A PUBLIC information campaign designed to dispel myths around 5G, and ease concerns around the technology, has been launched by the mobile phone industry’s trade body.

Mobile UK, which represents the four major UK networks - EE, O2, Three and Vodafone - has started the #5GCheckTheFacts campaign, which aims to combat misinformation online.

The trade association said the rise of online conspiracy theories around 5G and false claims it presents a health risk had influenced the opinions of some people, despite extensive research on the subject unearthing no such health risks.

It said it had chosen to launch the campaign after conducting its own research, which found that three per cent of people were firmly against 5G, and 16 per cent said they thought that it could be bad for their health.

Although 81 per cent said they condemned the recent conspiracy theories linking 5G to Covid-19, nearly half of those asked stated that they were uncertain about the benefits of the new technology.

The awareness campaign will include fact-based messages being shared across social media, 'information toolkits' being sent to local authorities and the Mobile UK website acting as a portal to wider sources of information on the subject.

The body said it hoped the scheme would help both educate and reassure members of the public about the 5G network rollout and address any health concerns they may have.

“While it is clear that only a small minority of people are against 5G, these results highlight a desire for more information and clarification, both with regard to the health and safety of 5G, but also on how the technology can and will truly transform society,” Mobile UK director Hamish McLeod said.

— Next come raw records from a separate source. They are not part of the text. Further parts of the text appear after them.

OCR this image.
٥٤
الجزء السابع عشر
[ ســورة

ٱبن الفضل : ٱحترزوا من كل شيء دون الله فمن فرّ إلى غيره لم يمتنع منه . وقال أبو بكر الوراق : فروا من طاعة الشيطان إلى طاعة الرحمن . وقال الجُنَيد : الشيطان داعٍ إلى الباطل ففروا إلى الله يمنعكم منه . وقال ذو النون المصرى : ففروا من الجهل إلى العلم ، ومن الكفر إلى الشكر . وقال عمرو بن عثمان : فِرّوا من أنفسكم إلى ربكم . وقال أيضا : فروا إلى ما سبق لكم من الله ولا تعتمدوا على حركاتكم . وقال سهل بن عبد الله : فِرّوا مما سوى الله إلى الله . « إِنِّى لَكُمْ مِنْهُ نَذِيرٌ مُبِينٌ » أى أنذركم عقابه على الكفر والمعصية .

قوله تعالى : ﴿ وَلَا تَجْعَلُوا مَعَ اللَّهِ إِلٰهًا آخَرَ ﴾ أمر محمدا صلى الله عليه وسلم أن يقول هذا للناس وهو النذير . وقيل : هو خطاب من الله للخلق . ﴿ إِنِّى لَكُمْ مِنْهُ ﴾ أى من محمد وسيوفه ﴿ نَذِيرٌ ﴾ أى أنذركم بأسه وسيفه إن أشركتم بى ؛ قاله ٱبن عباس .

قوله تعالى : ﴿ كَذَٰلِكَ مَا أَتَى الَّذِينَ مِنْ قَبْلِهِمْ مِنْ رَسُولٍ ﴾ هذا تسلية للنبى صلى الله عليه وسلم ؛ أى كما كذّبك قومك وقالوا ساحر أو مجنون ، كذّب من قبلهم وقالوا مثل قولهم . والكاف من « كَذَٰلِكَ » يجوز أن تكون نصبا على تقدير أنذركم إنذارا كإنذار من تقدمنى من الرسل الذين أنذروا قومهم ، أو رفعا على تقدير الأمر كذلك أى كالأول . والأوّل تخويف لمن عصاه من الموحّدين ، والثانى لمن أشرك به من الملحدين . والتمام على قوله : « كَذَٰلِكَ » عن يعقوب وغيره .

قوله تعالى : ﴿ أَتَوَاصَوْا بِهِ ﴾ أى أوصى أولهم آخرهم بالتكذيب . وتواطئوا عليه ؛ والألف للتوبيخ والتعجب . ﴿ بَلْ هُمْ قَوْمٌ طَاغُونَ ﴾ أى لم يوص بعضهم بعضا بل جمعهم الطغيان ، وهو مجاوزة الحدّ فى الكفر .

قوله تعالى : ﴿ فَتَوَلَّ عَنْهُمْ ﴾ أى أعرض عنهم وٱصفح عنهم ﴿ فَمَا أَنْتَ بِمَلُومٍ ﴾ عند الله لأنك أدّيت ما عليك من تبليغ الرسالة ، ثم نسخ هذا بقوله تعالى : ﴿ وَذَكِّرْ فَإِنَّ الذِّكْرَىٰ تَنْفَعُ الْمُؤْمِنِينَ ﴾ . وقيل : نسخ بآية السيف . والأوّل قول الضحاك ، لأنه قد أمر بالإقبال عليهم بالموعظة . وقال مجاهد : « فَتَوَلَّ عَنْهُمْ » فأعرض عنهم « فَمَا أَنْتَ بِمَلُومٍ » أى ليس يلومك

“Our #5GCheckTheFacts campaign is designed to provide this information and answers to people’s most common questions.

“We truly believe that 5G is a benefit offering significant positive changes to us all as well as providing connectivity that will make our lives easier and, in some cases, save lives.”

In the wake of conspiracy theories about 5G spreading last year, a number of phone masts around the UK were vandalised and damaged - an act the government warned could cost lives, as damaging them could prevent calls to the emergency services from being made.

An Ofcom report published in April last year warned that false claims linking the origins or causes of Covid-19 to 5G were the most common piece of misinformation seen by people online.

The government has since created a pamphlet on 5G masts in a bid to dispel such theories, which local authorities are able to hand out to constituents who have encountered the claims.